Retired Marine Lt. Col. Merrill "Bo" Russell, a white officer raised in the segregated South, did not vote for Obama. But he called Obama’s election "a landmark in U.S. history."

"The ground will be fruitful for working on race relations in America," Russell, 58, said recently at his home in northwest Okinawa, Japan. "There’s still a lot of healing that needs to be done. Just 40 years ago the leader of the civil rights movement was assassinated in Memphis. Just 40 years before the slaying of Martin Luther King, states were still looking the other way while African-Americans were being lynched for no other cause but color. What other country can make such a claim of advancement in so short a time?"

From Powell to Obama

"The important thing to note is the time span," Lanning said. "After the Civil War, there was no such thing as equal opportunity in the military. It wasn’t until the last 40 years that things began to change."

Both historians said retired Gen. Colin Powell helped to pave the way for Obama to become the first black commander-in-chief. Now, another first must be crossed off, and it won’t be long when there aren’t many left.

"I didn’t experience the racism," said Rufus Hucks, a Navy communications specialist based in Bahrain. "But it still means a lot to me. Racial tensions were really high 40 years ago. I can’t imagine what it feels like for someone who went through that time period."

Hucks started following Obama’s career after reading "Dreams Of My Father" four years ago as a high school student in Rochester, N.Y., where he was one of a half-dozen black students at a Christian academy.

"It’s an interesting time to be young and into politics, especially when your leaders are talking to you. I really like his call to service," Hucks said.
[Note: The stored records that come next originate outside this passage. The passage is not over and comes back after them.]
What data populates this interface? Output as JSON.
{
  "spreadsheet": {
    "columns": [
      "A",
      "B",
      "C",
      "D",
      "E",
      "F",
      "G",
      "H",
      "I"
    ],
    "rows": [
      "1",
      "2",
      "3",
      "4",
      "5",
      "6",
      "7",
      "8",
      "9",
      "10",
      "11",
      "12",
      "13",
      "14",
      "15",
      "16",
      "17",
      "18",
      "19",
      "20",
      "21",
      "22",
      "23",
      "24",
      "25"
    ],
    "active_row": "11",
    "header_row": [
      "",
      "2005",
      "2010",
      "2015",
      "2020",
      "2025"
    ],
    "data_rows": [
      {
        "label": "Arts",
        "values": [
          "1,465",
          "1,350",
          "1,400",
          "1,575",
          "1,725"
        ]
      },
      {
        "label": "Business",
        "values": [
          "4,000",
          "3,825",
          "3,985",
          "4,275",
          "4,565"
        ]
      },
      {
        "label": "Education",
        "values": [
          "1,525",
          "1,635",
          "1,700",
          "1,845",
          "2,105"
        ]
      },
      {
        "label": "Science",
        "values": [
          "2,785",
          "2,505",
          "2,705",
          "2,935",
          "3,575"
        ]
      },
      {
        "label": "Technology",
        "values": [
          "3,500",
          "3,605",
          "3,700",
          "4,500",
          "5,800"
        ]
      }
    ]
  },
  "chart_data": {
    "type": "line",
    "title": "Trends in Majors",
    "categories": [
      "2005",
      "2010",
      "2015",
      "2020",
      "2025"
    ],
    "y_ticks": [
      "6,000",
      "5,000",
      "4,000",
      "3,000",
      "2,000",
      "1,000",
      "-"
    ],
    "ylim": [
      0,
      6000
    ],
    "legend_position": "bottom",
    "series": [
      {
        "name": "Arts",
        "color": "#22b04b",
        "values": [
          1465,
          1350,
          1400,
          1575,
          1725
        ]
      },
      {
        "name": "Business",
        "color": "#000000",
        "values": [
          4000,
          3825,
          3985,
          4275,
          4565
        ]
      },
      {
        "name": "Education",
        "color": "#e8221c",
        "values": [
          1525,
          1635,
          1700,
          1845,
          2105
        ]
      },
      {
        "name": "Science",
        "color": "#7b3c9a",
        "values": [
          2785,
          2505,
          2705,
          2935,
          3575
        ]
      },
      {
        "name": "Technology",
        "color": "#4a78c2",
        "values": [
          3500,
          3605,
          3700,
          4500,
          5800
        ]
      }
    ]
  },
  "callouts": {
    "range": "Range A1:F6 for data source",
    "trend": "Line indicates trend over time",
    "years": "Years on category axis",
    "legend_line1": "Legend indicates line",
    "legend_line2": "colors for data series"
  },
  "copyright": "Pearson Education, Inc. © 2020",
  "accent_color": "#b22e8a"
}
Black agrees. "In the future, there is going to be a growing number of African -Americans in the military," he said. "The military is the most level playing field in the country for African-Americans."

Hucks, 24, will be huddled among the throngs at the inauguration ceremony.

"I want to be there for the moment," he said.

For Whaley, the inauguration Tuesday is a day he never thought he would see, and a day he doesn’t want his twin 7-year-old daughters to forget. He has gathered two packets for them full of articles telling the story of Obama’s rise to the White House.

"I wanted them to have something personal," he said. "With them living [in Germany], I’ve tried to let them know how he is different, but they don’t have the historical background."

He doesn’t need the packets. He just needs to tell them what happened at the movie theater.

Stars and Stripes reporter David Allen contributed to this report.